Alguns dias atrás, vazou o suposto novo uniforme da seleção brasileira. Não era o azul mais escuro que me assustava. Não era o tom, o corte, a proposta estética. O susto veio do detalhe: onde deveria estar o logo da Nike, estava o Jumpman, a marca de Michael Jordan. Jordan. O Pelé das quadras, das quadras. Um gigante do basquete, um revolucionário, um ícone global. Mas o Pelé é o Pelé. É do nosso gramado, do nosso chão, da nossa história, da nossa alma futebolística. E a CBF jamais poderia aceitar, por automatismo comercial, que o símbolo de outro esporte ocupasse o lugar de honra na camisa da seleção brasileira.
Futebol não é vitrine de marketing. Seleção não é catálogo. Camisa não é souvenir. Camisa é memória e memória exige respeito.
E foi aí que uma indignação profunda se instalou. Como é que a CBF, guardiã simbólica da nossa camisa, permite que o símbolo de outro esporte ocupe o espaço sagrado da camisa brasileira? Como aceitar que o marketing global passe com o trator por cima da história de um país que respira futebol desde o berço?
E por que isso dói tanto?
Porque o Brasil parece ter desaprendido a respeitar seus gigantes.
E quando falo de gigantes, não falo de qualquer um.
Falo de Pelé, o único.
O homem que não apenas redefiniu o futebol, mas redefiniu o que é ser brasileiro no mundo.
A Nike tem seus interesses. A CBF, seus acordos. Mas o Brasil tem algo maior: tem Pelé. O único atleta capaz de transcender o próprio esporte a ponto de parar uma guerra. Em 1969, quando o Santos enfrentaria o Benfica de Lagos, na Nigéria, as forças em conflito decretaram uma trégua de 48 horas apenas para ver Pelé jogar. Nenhum outro atleta fez isso. Nenhum. Jordan é uma lenda, claro. Mas Pelé é outra categoria: a dos mitos vivos e agora eternos, que ultrapassam fronteiras, governos, religiões e idiomas.
Me diga:
Que atleta fez isso?
Jordan? Não.
Messi? Não.
Maradona? Não.
Ninguém. Só Pelé.
E aí, num país que deveria erguer estátuas de ouro para esse homem, a gente vê o símbolo de outra lenda mundial ocupando o lugar que poderia e deveria ser nosso. É quase uma confissão involuntária de amnésia nacional.
Pelé tem três Copas do Mundo.
Tem 1.281 gols.
Tem o milésimo marcado em 19 de novembro de 1969, data que virou referência nacional.
Foi campeão adolescente, rei aos 17, mito aos 30, imortal até depois da morte.

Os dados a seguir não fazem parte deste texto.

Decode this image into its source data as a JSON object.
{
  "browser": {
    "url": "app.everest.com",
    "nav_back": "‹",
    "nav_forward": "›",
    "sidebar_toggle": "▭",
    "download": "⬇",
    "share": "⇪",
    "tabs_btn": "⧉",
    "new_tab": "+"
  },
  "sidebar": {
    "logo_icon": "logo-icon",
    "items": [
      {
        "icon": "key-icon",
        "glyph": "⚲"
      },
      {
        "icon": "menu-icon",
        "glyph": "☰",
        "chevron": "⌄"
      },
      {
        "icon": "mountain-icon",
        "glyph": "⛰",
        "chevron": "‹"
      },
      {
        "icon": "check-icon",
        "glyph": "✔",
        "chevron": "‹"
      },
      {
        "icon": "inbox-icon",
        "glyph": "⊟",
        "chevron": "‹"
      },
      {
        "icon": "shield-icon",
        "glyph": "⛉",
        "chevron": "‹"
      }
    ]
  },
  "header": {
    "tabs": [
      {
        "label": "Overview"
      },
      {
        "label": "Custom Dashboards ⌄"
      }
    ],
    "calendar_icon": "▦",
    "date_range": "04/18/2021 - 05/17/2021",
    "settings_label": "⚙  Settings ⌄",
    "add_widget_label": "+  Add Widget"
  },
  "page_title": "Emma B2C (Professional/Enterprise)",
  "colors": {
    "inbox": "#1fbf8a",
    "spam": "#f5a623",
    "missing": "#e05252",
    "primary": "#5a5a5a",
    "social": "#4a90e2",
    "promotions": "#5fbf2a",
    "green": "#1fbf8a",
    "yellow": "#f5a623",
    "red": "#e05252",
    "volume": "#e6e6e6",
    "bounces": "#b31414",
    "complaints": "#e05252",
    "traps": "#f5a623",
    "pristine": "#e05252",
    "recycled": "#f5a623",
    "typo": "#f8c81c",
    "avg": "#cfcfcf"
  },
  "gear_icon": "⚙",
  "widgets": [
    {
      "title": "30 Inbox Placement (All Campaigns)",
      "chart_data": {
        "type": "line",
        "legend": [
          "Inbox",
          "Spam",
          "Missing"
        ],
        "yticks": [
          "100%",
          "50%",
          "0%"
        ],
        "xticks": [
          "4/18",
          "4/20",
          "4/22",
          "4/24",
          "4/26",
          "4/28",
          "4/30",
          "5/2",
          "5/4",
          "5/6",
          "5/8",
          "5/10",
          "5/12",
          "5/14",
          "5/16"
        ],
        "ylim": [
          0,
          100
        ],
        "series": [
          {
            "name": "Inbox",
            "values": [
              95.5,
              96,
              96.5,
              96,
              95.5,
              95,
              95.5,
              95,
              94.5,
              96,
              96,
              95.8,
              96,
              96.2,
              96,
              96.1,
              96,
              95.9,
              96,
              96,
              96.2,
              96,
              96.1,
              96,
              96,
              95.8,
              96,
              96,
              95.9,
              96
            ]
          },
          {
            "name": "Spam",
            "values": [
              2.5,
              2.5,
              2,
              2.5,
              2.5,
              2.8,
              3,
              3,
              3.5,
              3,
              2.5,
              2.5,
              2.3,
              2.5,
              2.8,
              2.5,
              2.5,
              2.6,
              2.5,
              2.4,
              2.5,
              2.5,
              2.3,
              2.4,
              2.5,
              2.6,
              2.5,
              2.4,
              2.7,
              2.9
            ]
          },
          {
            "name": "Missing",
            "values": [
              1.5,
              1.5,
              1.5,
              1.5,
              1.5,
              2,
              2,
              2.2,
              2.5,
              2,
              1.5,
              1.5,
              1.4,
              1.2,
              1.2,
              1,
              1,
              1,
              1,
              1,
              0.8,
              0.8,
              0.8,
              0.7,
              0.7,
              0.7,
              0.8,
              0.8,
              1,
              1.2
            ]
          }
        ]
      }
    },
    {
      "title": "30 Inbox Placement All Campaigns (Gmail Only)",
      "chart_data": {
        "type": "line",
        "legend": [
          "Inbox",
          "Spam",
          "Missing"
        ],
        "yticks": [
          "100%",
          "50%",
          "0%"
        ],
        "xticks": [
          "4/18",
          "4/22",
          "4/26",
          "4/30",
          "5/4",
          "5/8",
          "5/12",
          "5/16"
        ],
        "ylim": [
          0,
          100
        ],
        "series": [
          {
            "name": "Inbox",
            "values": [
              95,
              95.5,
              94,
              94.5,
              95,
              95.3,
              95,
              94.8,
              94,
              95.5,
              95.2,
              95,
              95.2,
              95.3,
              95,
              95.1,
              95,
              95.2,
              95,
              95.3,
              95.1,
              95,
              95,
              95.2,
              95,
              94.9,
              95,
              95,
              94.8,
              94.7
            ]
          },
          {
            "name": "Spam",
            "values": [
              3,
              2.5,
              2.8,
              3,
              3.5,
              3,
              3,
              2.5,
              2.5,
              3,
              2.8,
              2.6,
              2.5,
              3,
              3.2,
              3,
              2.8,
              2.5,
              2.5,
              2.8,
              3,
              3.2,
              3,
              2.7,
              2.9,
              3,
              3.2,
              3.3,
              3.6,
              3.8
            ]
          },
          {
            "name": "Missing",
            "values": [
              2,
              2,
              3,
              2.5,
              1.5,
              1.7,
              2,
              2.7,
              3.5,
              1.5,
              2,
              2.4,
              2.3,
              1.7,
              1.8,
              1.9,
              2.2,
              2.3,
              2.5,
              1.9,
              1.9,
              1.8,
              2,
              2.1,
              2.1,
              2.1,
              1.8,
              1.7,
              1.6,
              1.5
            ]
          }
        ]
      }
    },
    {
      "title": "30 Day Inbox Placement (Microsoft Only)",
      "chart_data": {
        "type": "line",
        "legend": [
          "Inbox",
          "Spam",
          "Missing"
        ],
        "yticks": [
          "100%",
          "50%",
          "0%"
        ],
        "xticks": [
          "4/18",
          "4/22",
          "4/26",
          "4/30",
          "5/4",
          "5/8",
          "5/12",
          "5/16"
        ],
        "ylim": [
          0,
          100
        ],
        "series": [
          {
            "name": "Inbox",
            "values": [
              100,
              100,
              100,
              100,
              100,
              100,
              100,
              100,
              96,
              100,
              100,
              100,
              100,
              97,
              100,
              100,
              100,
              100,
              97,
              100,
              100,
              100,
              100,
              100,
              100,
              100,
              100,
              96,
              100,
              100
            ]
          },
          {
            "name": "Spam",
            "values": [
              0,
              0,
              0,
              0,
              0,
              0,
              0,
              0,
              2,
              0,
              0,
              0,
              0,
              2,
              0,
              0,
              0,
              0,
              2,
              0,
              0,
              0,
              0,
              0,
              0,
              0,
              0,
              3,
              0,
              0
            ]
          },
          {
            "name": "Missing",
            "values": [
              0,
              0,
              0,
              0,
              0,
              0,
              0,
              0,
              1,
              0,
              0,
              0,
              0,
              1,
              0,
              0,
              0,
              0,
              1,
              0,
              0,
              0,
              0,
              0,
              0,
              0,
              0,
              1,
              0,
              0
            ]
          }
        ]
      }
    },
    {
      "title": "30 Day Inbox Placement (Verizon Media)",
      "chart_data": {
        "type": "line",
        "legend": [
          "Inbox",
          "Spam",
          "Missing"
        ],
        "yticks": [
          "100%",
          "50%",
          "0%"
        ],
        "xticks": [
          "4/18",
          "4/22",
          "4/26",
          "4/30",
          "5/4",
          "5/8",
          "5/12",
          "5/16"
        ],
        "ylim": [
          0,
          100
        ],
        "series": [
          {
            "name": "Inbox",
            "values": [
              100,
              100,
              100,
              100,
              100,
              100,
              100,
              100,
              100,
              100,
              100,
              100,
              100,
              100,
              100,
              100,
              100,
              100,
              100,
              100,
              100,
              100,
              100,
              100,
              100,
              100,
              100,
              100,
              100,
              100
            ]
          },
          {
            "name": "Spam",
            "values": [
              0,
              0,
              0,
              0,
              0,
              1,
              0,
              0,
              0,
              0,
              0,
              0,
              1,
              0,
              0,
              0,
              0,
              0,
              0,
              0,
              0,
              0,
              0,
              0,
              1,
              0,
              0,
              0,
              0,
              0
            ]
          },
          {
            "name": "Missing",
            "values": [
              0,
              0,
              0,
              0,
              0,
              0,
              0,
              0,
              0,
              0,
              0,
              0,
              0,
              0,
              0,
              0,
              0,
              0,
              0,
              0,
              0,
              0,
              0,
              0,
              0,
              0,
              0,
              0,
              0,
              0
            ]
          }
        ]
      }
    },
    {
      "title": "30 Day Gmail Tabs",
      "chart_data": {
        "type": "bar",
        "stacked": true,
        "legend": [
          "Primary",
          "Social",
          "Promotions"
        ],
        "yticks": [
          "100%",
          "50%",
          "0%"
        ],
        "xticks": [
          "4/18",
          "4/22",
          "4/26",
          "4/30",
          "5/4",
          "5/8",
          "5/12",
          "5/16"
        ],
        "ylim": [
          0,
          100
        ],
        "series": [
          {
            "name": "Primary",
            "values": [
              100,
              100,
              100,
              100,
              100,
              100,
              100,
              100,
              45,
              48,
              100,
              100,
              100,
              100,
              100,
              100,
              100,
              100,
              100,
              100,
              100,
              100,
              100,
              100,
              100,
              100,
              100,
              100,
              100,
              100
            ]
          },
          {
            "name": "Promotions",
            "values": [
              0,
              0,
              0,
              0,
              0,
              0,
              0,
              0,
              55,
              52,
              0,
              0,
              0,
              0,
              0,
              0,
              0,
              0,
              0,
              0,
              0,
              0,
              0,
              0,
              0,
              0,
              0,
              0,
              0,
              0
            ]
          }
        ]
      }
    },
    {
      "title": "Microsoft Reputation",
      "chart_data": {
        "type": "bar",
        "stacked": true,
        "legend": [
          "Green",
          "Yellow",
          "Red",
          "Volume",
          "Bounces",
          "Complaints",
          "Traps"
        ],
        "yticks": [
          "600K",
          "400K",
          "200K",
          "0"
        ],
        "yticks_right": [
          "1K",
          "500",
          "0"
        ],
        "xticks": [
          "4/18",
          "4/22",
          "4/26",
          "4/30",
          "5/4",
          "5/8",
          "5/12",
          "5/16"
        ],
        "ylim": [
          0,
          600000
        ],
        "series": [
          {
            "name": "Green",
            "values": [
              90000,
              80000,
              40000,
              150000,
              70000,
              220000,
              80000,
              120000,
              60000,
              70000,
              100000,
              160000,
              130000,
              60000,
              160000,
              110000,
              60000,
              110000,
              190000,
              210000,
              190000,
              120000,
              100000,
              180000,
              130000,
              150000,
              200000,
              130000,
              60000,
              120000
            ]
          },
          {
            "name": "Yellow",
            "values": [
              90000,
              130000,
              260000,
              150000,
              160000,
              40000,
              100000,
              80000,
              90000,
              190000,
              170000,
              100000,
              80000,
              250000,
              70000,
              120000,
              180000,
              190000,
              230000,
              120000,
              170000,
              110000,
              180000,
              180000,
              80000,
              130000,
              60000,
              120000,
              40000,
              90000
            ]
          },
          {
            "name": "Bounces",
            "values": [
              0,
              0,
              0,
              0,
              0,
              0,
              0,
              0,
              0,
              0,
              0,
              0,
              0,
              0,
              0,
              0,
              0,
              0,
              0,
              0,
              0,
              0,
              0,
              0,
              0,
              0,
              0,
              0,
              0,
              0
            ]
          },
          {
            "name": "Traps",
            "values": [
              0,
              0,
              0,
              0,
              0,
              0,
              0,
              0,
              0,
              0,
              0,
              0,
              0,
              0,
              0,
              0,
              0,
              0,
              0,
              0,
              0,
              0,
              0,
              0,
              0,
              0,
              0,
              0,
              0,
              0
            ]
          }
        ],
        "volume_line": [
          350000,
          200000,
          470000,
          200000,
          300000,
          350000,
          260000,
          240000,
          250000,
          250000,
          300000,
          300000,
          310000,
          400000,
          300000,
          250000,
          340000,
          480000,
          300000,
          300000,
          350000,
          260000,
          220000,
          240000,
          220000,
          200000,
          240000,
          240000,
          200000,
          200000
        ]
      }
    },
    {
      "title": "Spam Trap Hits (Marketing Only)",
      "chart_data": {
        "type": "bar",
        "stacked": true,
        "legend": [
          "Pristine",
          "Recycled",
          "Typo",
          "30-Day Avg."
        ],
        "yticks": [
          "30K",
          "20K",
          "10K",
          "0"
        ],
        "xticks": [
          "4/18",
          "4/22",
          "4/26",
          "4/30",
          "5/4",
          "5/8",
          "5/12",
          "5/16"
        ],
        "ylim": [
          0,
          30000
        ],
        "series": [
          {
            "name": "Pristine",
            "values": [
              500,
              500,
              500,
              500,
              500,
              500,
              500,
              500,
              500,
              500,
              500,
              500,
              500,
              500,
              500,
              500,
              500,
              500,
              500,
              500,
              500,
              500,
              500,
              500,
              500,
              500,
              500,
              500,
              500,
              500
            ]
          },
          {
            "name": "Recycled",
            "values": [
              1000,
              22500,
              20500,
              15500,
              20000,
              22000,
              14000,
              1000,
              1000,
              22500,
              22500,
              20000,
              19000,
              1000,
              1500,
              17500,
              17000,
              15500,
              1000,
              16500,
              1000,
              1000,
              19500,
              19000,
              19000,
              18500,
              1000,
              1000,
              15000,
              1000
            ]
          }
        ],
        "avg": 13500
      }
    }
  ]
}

Inventou dribles. Inventou movimentos. Inventou possibilidades.
Foi o rosto do Brasil para o mundo quando nada no Brasil parecia funcionar.
Foi a luz em anos escuros.
Foi o orgulho que muita gente carregava no peito sem ter mais nada para se orgulhar.
E nós, em 2026, vamos deixar o Jumpman ocupar o peito da nossa seleção?
Com todo o respeito a Jordan, e não é ironia, é respeito mesmo e a pergunta é inevitável: que atleta fez o que Pelé fez?
E é aqui que a crônica vira crítica. E que a crítica vira proposta.
A NR Sports, empresa dos pais de Neymar, acaba de adquirir os direitos da marca “Pelé”. Está nas mãos brasileiras. É oportunidade brilhante, rara, histórica.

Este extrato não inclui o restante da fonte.